Valerie, sister Valerie, was sitting on the bed, a tin bowl of water in one hand and a piece of cotton wool in the other. ‘Just moistening Mother’s lips,’ she murmured. Her spectacles were filmed over with the steam rising from the water. ‘Hot water?’ Angela said. ‘She seems so cold,’ Valerie said, moving the cotton wool with exaggerated care over Mother’s cracked and swollen lips. Angela sat down, on the other side of the bed. Mother was propped up on three pillows, her white bushy hair pushed in weird directions. Her eyes were closed, her skin grey. Angela took her hand, lying limply on top of the blue coverlet, and said, ‘Mother, can you hear me?
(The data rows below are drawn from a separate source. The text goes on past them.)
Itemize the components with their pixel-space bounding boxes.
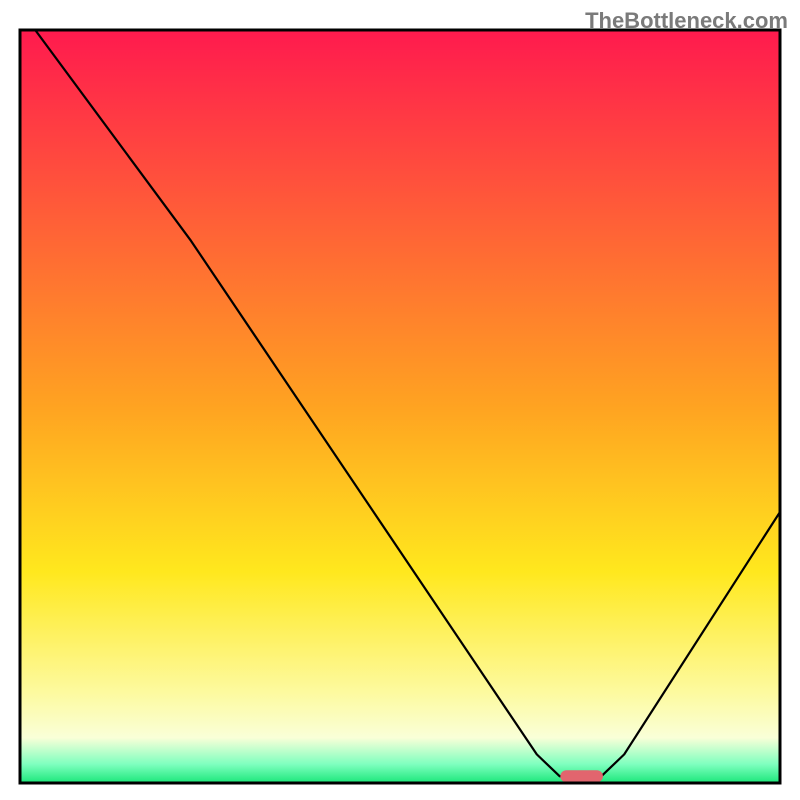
- optimal-marker: [560, 770, 603, 782]
- bottleneck-chart: [0, 0, 800, 800]
- chart-container: TheBottleneck.com: [0, 0, 800, 800]
- chart-background-gradient: [20, 30, 780, 783]
- chart-watermark: TheBottleneck.com: [585, 8, 788, 34]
It’s Angela.’ Slowly, slowly, with enormous effort Mother’s eyes opened and tried to focus—eyes drugged and bloodshot but stil
l bright blue. Her lips moved but no sound came from them. Angela squeezed her hand again and bent right over Mother’s face. ‘Mother, can you hear me? It’s Angela—Angela.’ And this time Mother smiled and managed to whisper ‘Angela’ and to return the faintest of pressures with her hand. The smile was the same wistful slip of a smile for which Angela had striven all her life.
‘She prayed to God you would come,’ Father said from the foot of the bed. ‘Didn’t you Mam? Eh?’ He came round to where Angela sat and leant over her and shook his head. ‘Bad,’ he said solemnly, ‘very bad.’ Too quickly, Angela jumped up, shaking the rackety old bed enough to spray Valerie with her own hot water, and went out of the stifling room and upstairs to the bathroom where she buried her face in the same blue and white striped towel that once she had taken for swimming on Thursdays after school. It smelled peculiar, but would have been washed vigorously in the dolly tub last week. Her Father would not have a washing machine—no need. He would not send things to the laundry either—no need. He said that he had to have something to do and that he could manage and went on breaking Mother’s houseproud heart by ruining her treasured scraps of linen.
She washed her face, battling with the usual claustrophobia the house gave her. The bath had a strange contraption across it to help Mother get in and out since arthritis had begun to cripple her. A large green rubber mat lay in the bottom of it so that she would not slip. Father frequently pointed it out. ‘That’s her mat,’ he would say, taking you into the bathroom so he could point, ‘so she won’t slip. And her special thingamebob for getting in and out—but I still stay near, oh yes.’
She went back downstairs, relatively composed but surly. Father made her surly, with suppressed fury. He was sitting in front of the fire, arms crossed, legs thrust out, right in front of it in his patched leather armchair. She stood in front of the window, watching the rain fall on the privet hedge, making it glossy and a darker green than it really was. It was a viciously neat hedge, cut as soon as it showed any signs of growth. She did not want to sit down, shunned even the intimacy of sharing the fire. But Father said, ‘Sit yourself down’ and she had to obey. She sat primly on the edge of a hard upright dining-table chair, as far away as it was possible to get in that small cramped room.